FORT SMITH — The U.S. Marshals Museum has received a $5 million anonymous matching grant toward its completion.
Once matched, the museum will have $2.5 million left in its capital campaign, said Patrick Weeks, museum president and CEO. Museum developers plan to use $8 million of the money raised from the grant and the matching funds for the museum’s five galleries and educational experience, according to a Thursday news release.
“This pledge is the impetus we need to reach our capital campaign goal,” said Doug Babb, museum board chairman.
The donation positions the museum to have its soft opening in late summer or early fall 2022, Weeks said.
When completed, the museum will allow visitors to learn about the history and evolution of the Marshals Service.

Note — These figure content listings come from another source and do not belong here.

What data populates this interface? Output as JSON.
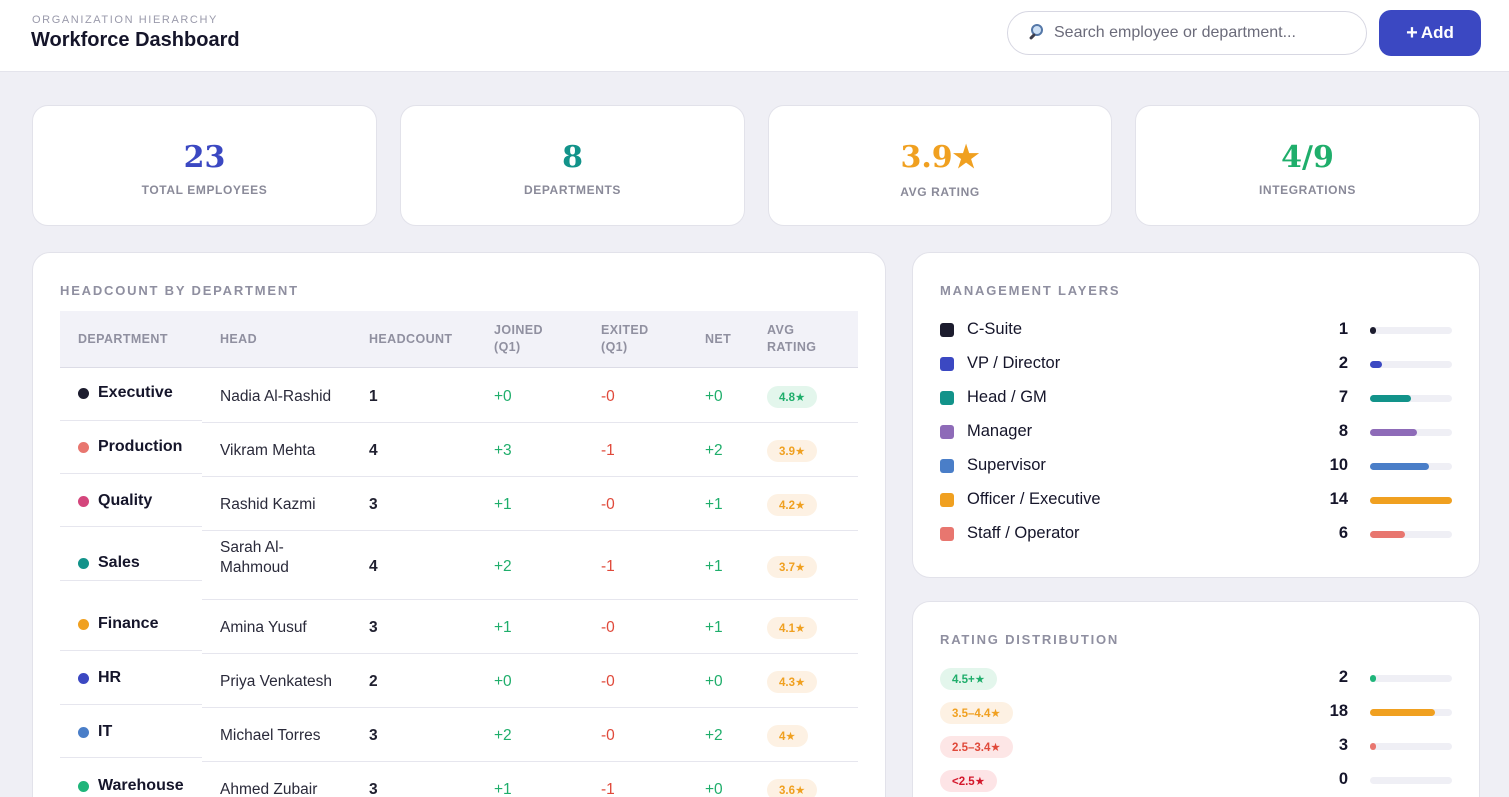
{
  "header": {
    "eyebrow": "ORGANIZATION HIERARCHY",
    "title": "Workforce Dashboard",
    "search_placeholder": "Search employee or department...",
    "add_label": "Add",
    "add_icon": "+"
  },
  "kpis": [
    {
      "value": "23",
      "label": "TOTAL EMPLOYEES",
      "color": "#3b48c2"
    },
    {
      "value": "8",
      "label": "DEPARTMENTS",
      "color": "#12938a"
    },
    {
      "value": "3.9★",
      "label": "AVG RATING",
      "color": "#f0a020"
    },
    {
      "value": "4/9",
      "label": "INTEGRATIONS",
      "color": "#1fae6b"
    }
  ],
  "headcount": {
    "title": "HEADCOUNT BY DEPARTMENT",
    "columns": [
      "DEPARTMENT",
      "HEAD",
      "HEADCOUNT",
      "JOINED (Q1)",
      "EXITED (Q1)",
      "NET",
      "AVG RATING"
    ],
    "rows": [
      {
        "dept": "Executive",
        "dot": "#1c1c2e",
        "head": "Nadia Al-Rashid",
        "headcount": "1",
        "joined": "+0",
        "exited": "-0",
        "net": "+0",
        "rating": "4.8★",
        "tone": "green"
      },
      {
        "dept": "Production",
        "dot": "#e8766f",
        "head": "Vikram Mehta",
        "headcount": "4",
        "joined": "+3",
        "exited": "-1",
        "net": "+2",
        "rating": "3.9★",
        "tone": "orange"
      },
      {
        "dept": "Quality",
        "dot": "#d4467c",
        "head": "Rashid Kazmi",
        "headcount": "3",
        "joined": "+1",
        "exited": "-0",
        "net": "+1",
        "rating": "4.2★",
        "tone": "orange"
      },
      {
        "dept": "Sales",
        "dot": "#12938a",
        "head": "Sarah Al-Mahmoud",
        "headcount": "4",
        "joined": "+2",
        "exited": "-1",
        "net": "+1",
        "rating": "3.7★",
        "tone": "orange"
      },
      {
        "dept": "Finance",
        "dot": "#f0a020",
        "head": "Amina Yusuf",
        "headcount": "3",
        "joined": "+1",
        "exited": "-0",
        "net": "+1",
        "rating": "4.1★",
        "tone": "orange"
      },
      {
        "dept": "HR",
        "dot": "#3b48c2",
        "head": "Priya Venkatesh",
        "headcount": "2",
        "joined": "+0",
        "exited": "-0",
        "net": "+0",
        "rating": "4.3★",
        "tone": "orange"
      },
      {
        "dept": "IT",
        "dot": "#4a7ec8",
        "head": "Michael Torres",
        "headcount": "3",
        "joined": "+2",
        "exited": "-0",
        "net": "+2",
        "rating": "4★",
        "tone": "orange"
      },
      {
        "dept": "Warehouse",
        "dot": "#1fb57a",
        "head": "Ahmed Zubair",
        "headcount": "3",
        "joined": "+1",
        "exited": "-1",
        "net": "+0",
        "rating": "3.6★",
        "tone": "orange"
      }
    ]
  },
  "management": {
    "title": "MANAGEMENT LAYERS",
    "max": 14,
    "layers": [
      {
        "label": "C-Suite",
        "count": 1,
        "color": "#1c1c2e"
      },
      {
        "label": "VP / Director",
        "count": 2,
        "color": "#3b48c2"
      },
      {
        "label": "Head / GM",
        "count": 7,
        "color": "#12938a"
      },
      {
        "label": "Manager",
        "count": 8,
        "color": "#8e6bb8"
      },
      {
        "label": "Supervisor",
        "count": 10,
        "color": "#4a7ec8"
      },
      {
        "label": "Officer / Executive",
        "count": 14,
        "color": "#f0a020"
      },
      {
        "label": "Staff / Operator",
        "count": 6,
        "color": "#e8766f"
      }
    ]
  },
  "ratings": {
    "title": "RATING DISTRIBUTION",
    "max": 18,
    "buckets": [
      {
        "label": "4.5+★",
        "count": 2,
        "color": "#1fb57a",
        "tone": "green"
      },
      {
        "label": "3.5–4.4★",
        "count": 18,
        "color": "#f0a020",
        "tone": "orange"
      },
      {
        "label": "2.5–3.4★",
        "count": 3,
        "color": "#e8766f",
        "tone": "red"
      },
      {
        "label": "<2.5★",
        "count": 0,
        "color": "#d4182c",
        "tone": "dred"
      }
    ]
  }
}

They will also be able to pay honor to more than 350 U.S. marshals killed in the line of duty in the museum’s Hall of Honor.
The museum is north of downtown on Riverfront Drive.

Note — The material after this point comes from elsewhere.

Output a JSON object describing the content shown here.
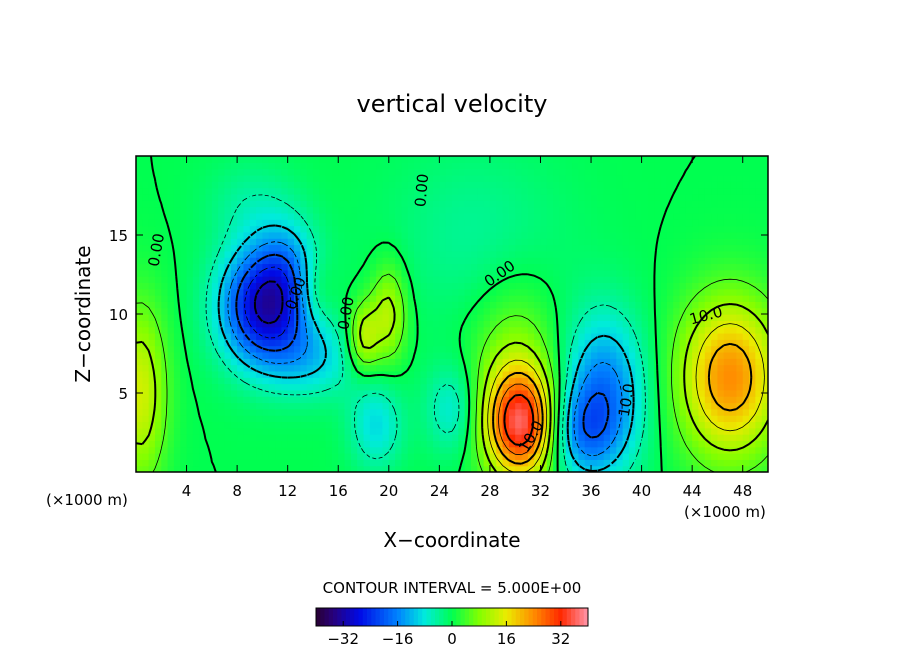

The museum’s educational and immersive experience on the Marshals Service will be done by the Los Angeles group Thinkwell, which has done work for Warner Brothers, Google and Universal Studios, Weeks said.
Fort Smith was chosen as the museum’s location in 2007. The museum, prior to the matching grant, received more than $38.6 million in cash, pledges and land for its completion, according to Alice Alt, president of the Marshals Museum Foundation. Fort Smith voters in March 2019 defeated a proposal to levy a nine-month, 1% sales tax to pay for completion of the museum.

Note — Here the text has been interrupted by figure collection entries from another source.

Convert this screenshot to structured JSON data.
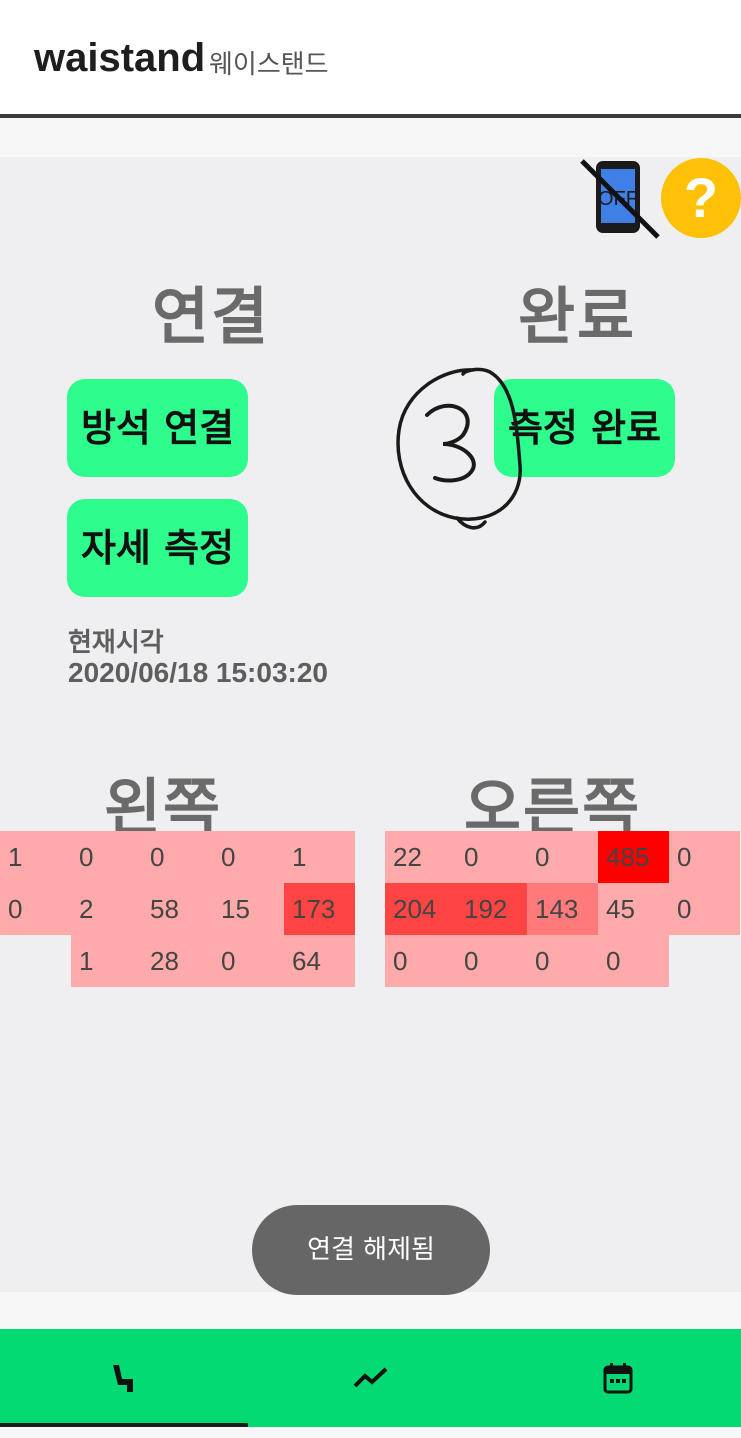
{
  "app": {
    "title": "waistand",
    "subtitle": "웨이스탠드"
  },
  "status": {
    "phone_icon_text": "OFF",
    "help_label": "?"
  },
  "connect_section": {
    "title": "연결",
    "pair_button": "방석 연결",
    "measure_button": "자세 측정",
    "time_label": "현재시각",
    "time_value": "2020/06/18 15:03:20"
  },
  "complete_section": {
    "title": "완료",
    "complete_button": "측정 완료"
  },
  "left_panel": {
    "title": "왼쪽",
    "rows": [
      [
        "1",
        "0",
        "0",
        "0",
        "1"
      ],
      [
        "0",
        "2",
        "58",
        "15",
        "173"
      ],
      [
        "",
        "1",
        "28",
        "0",
        "64"
      ]
    ]
  },
  "right_panel": {
    "title": "오른쪽",
    "rows": [
      [
        "22",
        "0",
        "0",
        "485",
        "0"
      ],
      [
        "204",
        "192",
        "143",
        "45",
        "0"
      ],
      [
        "0",
        "0",
        "0",
        "0",
        ""
      ]
    ]
  },
  "heat_colors": {
    "low": "#ffaaaa",
    "mid": "#ff7b7b",
    "high": "#ff4444",
    "max": "#ff0000"
  },
  "toast": {
    "message": "연결 해제됨"
  },
  "bottom_nav": {
    "items": [
      {
        "icon": "seat-icon",
        "selected": true
      },
      {
        "icon": "chart-line-icon",
        "selected": false
      },
      {
        "icon": "calendar-icon",
        "selected": false
      }
    ]
  }
}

Andre Good, Ward 2 city director and one of six directors in 2018 who voted to put the tax up for vote, said he’s excited about the announcement but “a little less excited about the matching $5 million part.”
“It does give me reason for pause, cause where’s that money going to come from?” Good said.
Weeks said the museum fundraising team is working on matching the donation. He believes the donation will inspire others to donate.
The remaining $4.5 million — after the galleries and educational experience are paid for — will be used to buy fixtures, furniture and equipment and to pay for contingency and startup costs, Weeks said. He expects the final $2.5 million to roll in shortly after the donation announced Thursday is matched.
The museum once completed is projected to attract more than 100,000 people annually, a draw that could have up to a $34 million economic impact on Sebastian County, according to estimates from Leisure Development Partners and Arkansas Economic Development Institute.
The museum is moving along simultaneously with Community School of the Arts’ campus, which in June was expected to be completed on Riverfront Drive some time in 2022, according to Executive Director Rosilee Russell. The city in January approved utility work for an RV park on Riverfront Drive north of the North P Street intersection.
Bill Hanna, chairman of the Central Business Improvement District, said the grant will help move the museum — and therefore the rest of the riverfront — forward once the money is matched.
“Getting the Marshals Museum in that position is a huge positive,” Hanna said. “It had to happen.”